Что особенно привлекало меня в товарищах из RAF, так это их абсолютная серьезность. Они жили тем, о чем говорили, они не играли в игры. То, что они говорили, и то, что они делали, были едины. Я все еще не мог полностью понять политический аспект того, во что они верили, но я был очарован их преданностью своему делу». Позже Гудрун назвала это «глубоко прочувствованной свободой воли». Я смотрел на то, как они спорили друг с другом с открытостью и прямотой, которых я никогда не испытывал, и как они боролись за себя и за всех в группе.
Однажды днем Андреас, Гудрун и Ян пришли вместе ко мне в квартиру. Я в это время слушала музыку и читала. Все трое были напряжены. Они тренировались в стрельбе в лесу, и на подобных занятиях у каждого из них было особое задание: Андреас отвечал за угнанную машину и пулемет, который всегда был под рукой во время поездок. Ян отвечал за наблюдение и охрану «стрельбища», а Гудрун должна была следить за тем, чтобы после окончания учений ничего не было оставлено. Когда они вошли в квартиру и освободили сумки, Гудрун увидела, что пистолет Андреаса отсутствует. Они оставили его в лесу, и Андреас был в ярости. Теперь им снова придется идти в лес за оружием, которое, возможно, уже было найдено кем-то другим. Андреас возложил вину на Гудрун, сказав, что она ни на что не годится: «Ты полная идиотка, для чего тебе голова? Если мы сейчас наткнемся на блокпост, мне придется позволить им застрелить меня». Гудрун была абсолютно спокойна. Андреас кричал дальше, и я боялся, что он в любой момент ударит Гудрун. Гудрун ничего не говорила, но сжималась под шквалом оскорблений и угроз.
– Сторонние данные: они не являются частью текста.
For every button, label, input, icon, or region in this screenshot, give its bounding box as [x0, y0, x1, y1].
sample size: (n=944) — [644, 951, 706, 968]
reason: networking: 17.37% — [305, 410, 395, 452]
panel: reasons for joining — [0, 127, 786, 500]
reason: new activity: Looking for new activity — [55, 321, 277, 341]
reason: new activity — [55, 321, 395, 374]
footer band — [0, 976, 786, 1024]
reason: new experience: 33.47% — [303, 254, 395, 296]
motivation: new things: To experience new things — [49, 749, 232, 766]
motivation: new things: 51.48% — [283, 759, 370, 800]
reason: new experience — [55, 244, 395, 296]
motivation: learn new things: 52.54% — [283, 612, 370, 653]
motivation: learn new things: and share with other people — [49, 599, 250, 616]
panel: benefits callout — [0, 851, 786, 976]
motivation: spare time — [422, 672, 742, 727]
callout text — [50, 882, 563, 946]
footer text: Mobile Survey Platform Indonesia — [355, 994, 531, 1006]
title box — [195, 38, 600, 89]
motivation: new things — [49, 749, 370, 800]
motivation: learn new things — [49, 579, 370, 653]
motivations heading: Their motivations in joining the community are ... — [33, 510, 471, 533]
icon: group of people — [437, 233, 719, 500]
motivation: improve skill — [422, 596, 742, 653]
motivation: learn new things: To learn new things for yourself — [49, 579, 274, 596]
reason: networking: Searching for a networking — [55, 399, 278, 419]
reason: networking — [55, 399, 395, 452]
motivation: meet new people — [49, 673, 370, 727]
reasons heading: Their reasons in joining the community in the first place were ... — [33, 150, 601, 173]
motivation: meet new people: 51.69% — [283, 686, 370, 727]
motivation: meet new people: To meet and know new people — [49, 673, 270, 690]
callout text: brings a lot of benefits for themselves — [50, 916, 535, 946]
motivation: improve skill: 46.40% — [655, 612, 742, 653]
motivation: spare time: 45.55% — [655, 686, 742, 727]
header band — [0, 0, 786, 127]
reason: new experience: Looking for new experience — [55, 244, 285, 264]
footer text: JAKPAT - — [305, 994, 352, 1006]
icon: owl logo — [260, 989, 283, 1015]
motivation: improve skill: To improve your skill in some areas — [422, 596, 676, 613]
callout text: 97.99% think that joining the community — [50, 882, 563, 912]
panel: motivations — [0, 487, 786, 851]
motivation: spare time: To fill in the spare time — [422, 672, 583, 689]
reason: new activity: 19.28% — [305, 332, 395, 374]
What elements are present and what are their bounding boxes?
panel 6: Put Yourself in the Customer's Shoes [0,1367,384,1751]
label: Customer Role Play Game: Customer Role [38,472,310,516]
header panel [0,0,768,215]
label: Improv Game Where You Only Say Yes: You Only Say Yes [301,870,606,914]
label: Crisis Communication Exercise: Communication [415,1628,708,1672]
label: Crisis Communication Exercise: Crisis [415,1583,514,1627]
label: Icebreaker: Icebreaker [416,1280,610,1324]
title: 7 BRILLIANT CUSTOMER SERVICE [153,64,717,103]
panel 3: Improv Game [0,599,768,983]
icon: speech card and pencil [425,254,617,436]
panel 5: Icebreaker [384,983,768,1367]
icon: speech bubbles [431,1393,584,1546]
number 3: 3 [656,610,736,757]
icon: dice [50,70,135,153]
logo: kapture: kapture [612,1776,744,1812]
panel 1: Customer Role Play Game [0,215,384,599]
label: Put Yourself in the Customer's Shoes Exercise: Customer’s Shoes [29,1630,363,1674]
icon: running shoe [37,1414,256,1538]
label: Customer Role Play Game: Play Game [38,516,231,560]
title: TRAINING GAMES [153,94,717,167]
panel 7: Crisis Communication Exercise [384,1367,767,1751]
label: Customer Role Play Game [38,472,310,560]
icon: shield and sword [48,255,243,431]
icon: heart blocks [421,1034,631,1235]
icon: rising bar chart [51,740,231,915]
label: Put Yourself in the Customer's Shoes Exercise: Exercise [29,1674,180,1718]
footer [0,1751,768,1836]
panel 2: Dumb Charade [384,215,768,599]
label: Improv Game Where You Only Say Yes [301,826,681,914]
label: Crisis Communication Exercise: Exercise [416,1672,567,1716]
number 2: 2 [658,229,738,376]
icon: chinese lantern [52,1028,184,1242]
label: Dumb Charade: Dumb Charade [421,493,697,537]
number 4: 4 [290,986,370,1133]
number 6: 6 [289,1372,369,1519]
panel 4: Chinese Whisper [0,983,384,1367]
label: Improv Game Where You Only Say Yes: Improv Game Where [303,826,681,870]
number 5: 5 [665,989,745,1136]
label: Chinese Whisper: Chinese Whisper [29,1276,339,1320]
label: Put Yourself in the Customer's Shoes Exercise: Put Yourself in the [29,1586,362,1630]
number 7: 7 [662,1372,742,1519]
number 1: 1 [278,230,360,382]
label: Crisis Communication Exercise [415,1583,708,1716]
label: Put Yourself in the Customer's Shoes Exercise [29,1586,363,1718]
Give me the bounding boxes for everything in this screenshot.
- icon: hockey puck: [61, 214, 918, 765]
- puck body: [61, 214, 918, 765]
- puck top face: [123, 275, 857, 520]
Я была потрясена этой сценой и разозлилась на Андреаса за его крики и угрозы. Я сразу же встала на сторону Гудрун: «Оставь ее в покое!», — крикнула я Андреасу. Позже Гудрун отвела меня в сторону. Андреас тоже облажался, он сам отвечает за свой пистолет. А потом все эти крики — пустая трата энергии. Но, знаешь, хуже всего для меня то, что я это терпела. Я должен был хотя бы возразить. С моей стороны было глупо просто поддаться ему и не реагировать. Ты понимаешь, о чем я?» Я действительно не понимала.
Когда Андреас обнаруживал, что кто-то совершил ошибку, он мог быть очень вспыльчивым и оскорбительным. Он сам жил в соответствии с критериями, по которым критиковал других, поэтому все в группе принимали его острый язык и вспышки гнева. В то время я еще не мог представить, как трудно мне будет впоследствии справляться с его критикой.